11.05.2026

Swap d’intérêt – déductible? pas déductible?

Le contribuable paye une couverture pour un swap d’intérêts hypothécaires.

Le fisc estime qu’il ne s’agit pas d’intérêts hypothécaires déductibles.

Les juges fédéraux décrivent l’instrument financier : « Les opérations d’échange de taux d’intérêt, également appelées swaps de taux d’intérêt (ou simplement swaps), sont des opérations dans lesquelles les parties contractantes échangent des paiements d’intérêts dans une devise donnée. Elles conviennent des dates d’échange des paiements d’intérêts, du niveau des taux d’intérêt respectifs, de la durée de l’accord et du montant nominal (sous-jacent) sur lequel porte le paiement d’intérêts. Les montants nominaux ne sont pas échangés, mais servent uniquement de base de calcul pour les intérêts.
Ainsi, le swap de taux d’intérêt est une opération dans laquelle les intérêts ne sont pas versés à la contrepartie en contrepartie de la mise à disposition ou de l’utilisation d’un capital, mais uniquement en contrepartie des intérêts qu’elle s’est engagée à verser. Comme l’indique le nom « swap », il s’agit tout simplement d’une opération d’échange, à savoir l’échange d’intérêts (de montants différents) calculés par rapport à l’actif sous-jacent. En règle générale, ce ne sont pas les « paiements d’intérêts » eux-mêmes qui sont échangés, mais les obligations de paiement réciproques qui sont compensées. Seul l’« excédent d’intérêt » est payé – c’est-à-dire le montant dont l’obligation de paiement d’une partie dépasse l’obligation inverse de la contrepartie (compensation des excédents ou « netting »).
Les swaps de taux d’intérêt sont des instruments financiers dérivés dont la valeur, comme indiqué, dépend de celle d’un autre produit. Il s’agit d’opérations qui ne sont pas négociées en bourse, mais directement entre l’opérateur concerné (généralement une banque ou une compagnie d’assurance) et le consommateur final. » (cons. 7.1.)
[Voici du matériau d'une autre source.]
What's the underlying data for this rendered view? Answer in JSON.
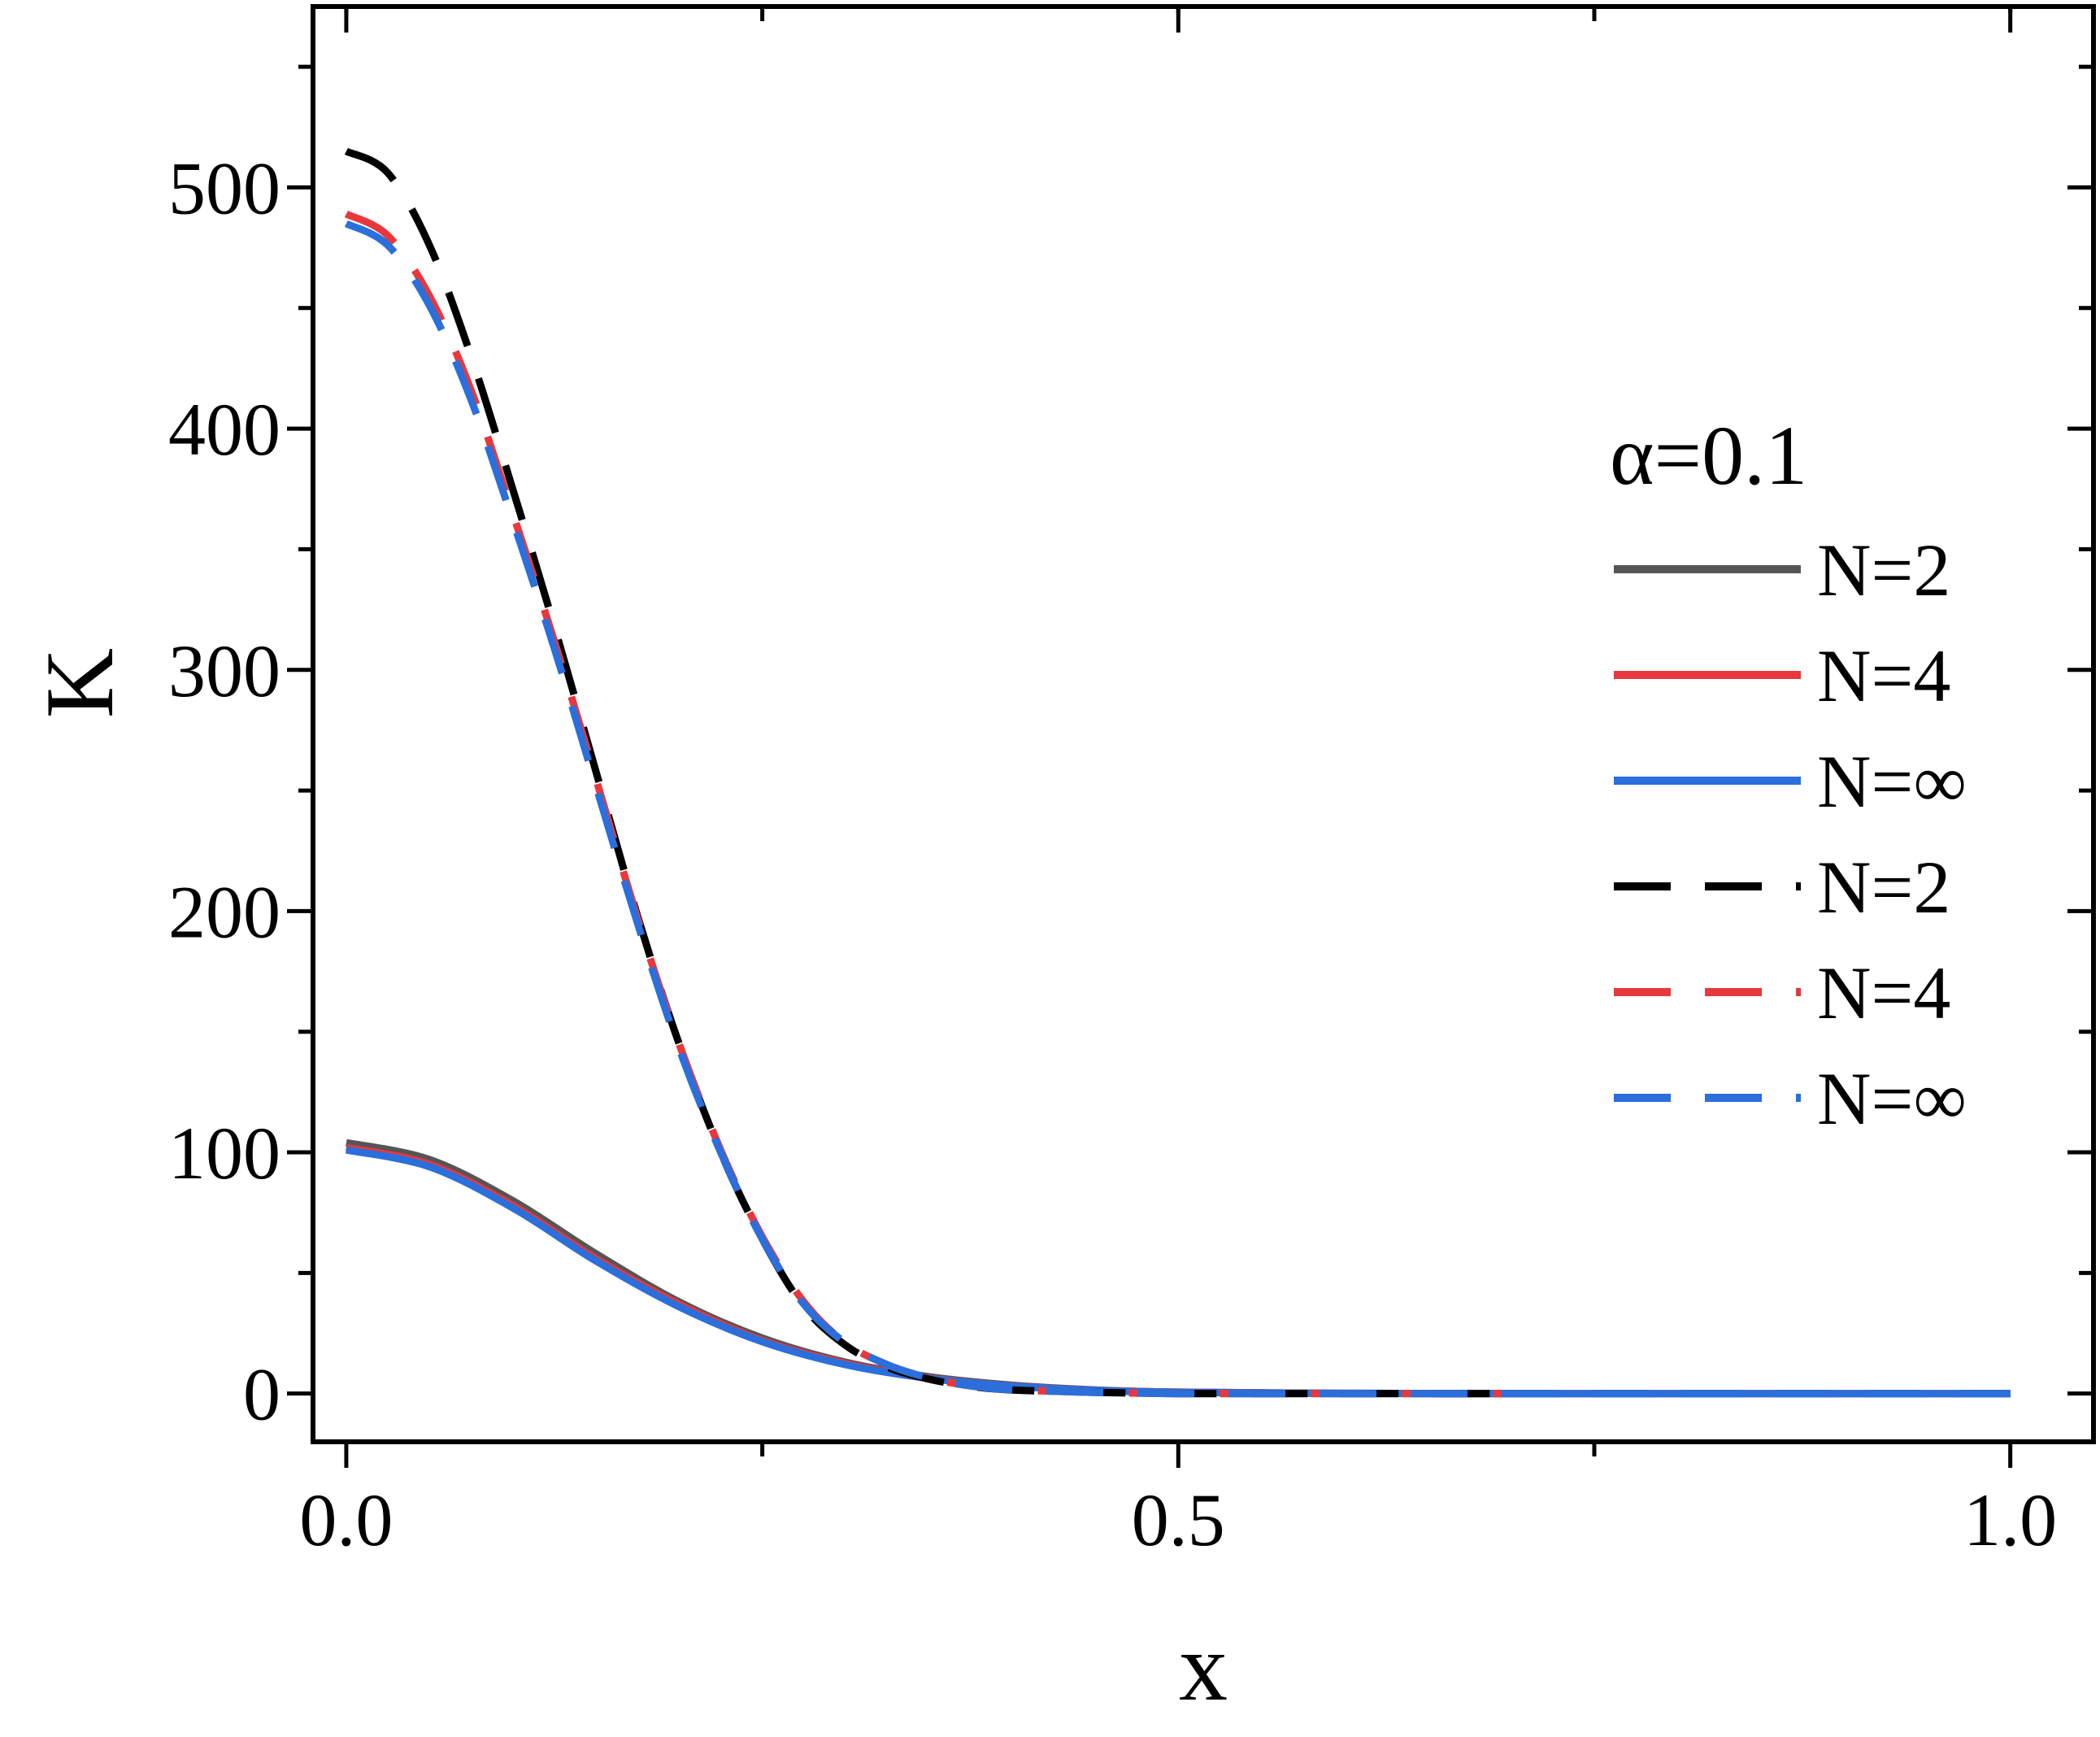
{
  "chart_data": {
    "type": "line",
    "title": "",
    "xlabel": "x",
    "ylabel": "K",
    "xlim": [
      -0.02,
      1.05
    ],
    "ylim": [
      -20,
      575
    ],
    "grid": false,
    "x_ticks": [
      {
        "value": 0.0,
        "label": "0.0"
      },
      {
        "value": 0.5,
        "label": "0.5"
      },
      {
        "value": 1.0,
        "label": "1.0"
      }
    ],
    "x_minor_ticks": [
      0.25,
      0.75
    ],
    "y_ticks": [
      {
        "value": 0,
        "label": "0"
      },
      {
        "value": 100,
        "label": "100"
      },
      {
        "value": 200,
        "label": "200"
      },
      {
        "value": 300,
        "label": "300"
      },
      {
        "value": 400,
        "label": "400"
      },
      {
        "value": 500,
        "label": "500"
      }
    ],
    "y_minor_ticks": [
      50,
      150,
      250,
      350,
      450,
      550
    ],
    "legend": {
      "title": "α=0.1",
      "position": "right",
      "entries": [
        {
          "label": "N=2",
          "color": "#555555",
          "style": "solid"
        },
        {
          "label": "N=4",
          "color": "#e8383d",
          "style": "solid"
        },
        {
          "label": "N=∞",
          "color": "#2a6fdb",
          "style": "solid"
        },
        {
          "label": "N=2",
          "color": "#000000",
          "style": "dashed"
        },
        {
          "label": "N=4",
          "color": "#e8383d",
          "style": "dashed"
        },
        {
          "label": "N=∞",
          "color": "#2a6fdb",
          "style": "dashed"
        }
      ]
    },
    "series": [
      {
        "color": "#555555",
        "style": "solid",
        "x": [
          0,
          0.05,
          0.1,
          0.15,
          0.2,
          0.25,
          0.3,
          0.35,
          0.4,
          0.45,
          0.5,
          0.6,
          0.7,
          0.8,
          0.9,
          1.0
        ],
        "y": [
          104,
          97,
          80,
          58,
          38,
          23,
          13,
          7,
          3.5,
          1.5,
          0.6,
          0.1,
          0,
          0,
          0,
          0
        ]
      },
      {
        "color": "#e8383d",
        "style": "solid",
        "x": [
          0,
          0.05,
          0.1,
          0.15,
          0.2,
          0.25,
          0.3,
          0.35,
          0.4,
          0.45,
          0.5,
          0.6,
          0.7,
          0.8,
          0.9,
          1.0
        ],
        "y": [
          102,
          95,
          78,
          56,
          37,
          22,
          12.5,
          6.5,
          3.2,
          1.4,
          0.6,
          0.1,
          0,
          0,
          0,
          0
        ]
      },
      {
        "color": "#2a6fdb",
        "style": "solid",
        "x": [
          0,
          0.05,
          0.1,
          0.15,
          0.2,
          0.25,
          0.3,
          0.35,
          0.4,
          0.45,
          0.5,
          0.6,
          0.7,
          0.8,
          0.9,
          1.0
        ],
        "y": [
          101,
          94,
          77,
          55,
          36,
          21.5,
          12,
          6.3,
          3.1,
          1.3,
          0.5,
          0.1,
          0,
          0,
          0,
          0
        ]
      },
      {
        "color": "#000000",
        "style": "dashed",
        "x": [
          0,
          0.025,
          0.05,
          0.075,
          0.1,
          0.125,
          0.15,
          0.175,
          0.2,
          0.225,
          0.25,
          0.275,
          0.3,
          0.325,
          0.35,
          0.375,
          0.4,
          0.45,
          0.5,
          0.55,
          0.6,
          0.65,
          0.7
        ],
        "y": [
          515,
          506,
          476,
          430,
          375,
          318,
          258,
          198,
          145,
          100,
          64,
          36,
          20,
          11,
          6,
          3,
          1.5,
          0.5,
          0,
          0,
          0,
          0,
          0
        ]
      },
      {
        "color": "#e8383d",
        "style": "dashed",
        "x": [
          0,
          0.025,
          0.05,
          0.075,
          0.1,
          0.125,
          0.15,
          0.175,
          0.2,
          0.225,
          0.25,
          0.275,
          0.3,
          0.325,
          0.35,
          0.375,
          0.4,
          0.45,
          0.5,
          0.55,
          0.6,
          0.65,
          0.7
        ],
        "y": [
          489,
          480,
          455,
          416,
          365,
          312,
          255,
          197,
          145,
          101,
          65,
          38,
          21,
          12,
          6.5,
          3.2,
          1.6,
          0.5,
          0,
          0,
          0,
          0,
          0
        ]
      },
      {
        "color": "#2a6fdb",
        "style": "dashed",
        "x": [
          0,
          0.025,
          0.05,
          0.075,
          0.1,
          0.125,
          0.15,
          0.175,
          0.2,
          0.225,
          0.25,
          0.275,
          0.3,
          0.325,
          0.35,
          0.375,
          0.4,
          0.45,
          0.5,
          0.55,
          0.6,
          0.65,
          0.7,
          0.8,
          0.9,
          1.0
        ],
        "y": [
          485,
          476,
          451,
          412,
          362,
          309,
          252,
          195,
          143,
          100,
          64,
          37,
          21,
          12,
          6.5,
          3.2,
          1.6,
          0.5,
          0,
          0,
          0,
          0,
          0,
          0,
          0,
          0
        ]
      }
    ]
  }
}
Les juges fédéraux font ensuite une analyse concrète du dossier sur le lien in casu entre le Swap et les intérêts hypothécaires. (cons. 7.2.2.)

Ils concluent que « il n’existe pas de lien suffisant entre le paiement lié aux swaps de taux d’intérêt et la dette en capital sous forme de prêts LIBOR. Le paiement en question ne peut donc pas être traité fiscalement comme des intérêts passifs. » (cons. 7.2.3.)

L’arrêt est en allemand. Il s’agit d’une affaire zuricoise.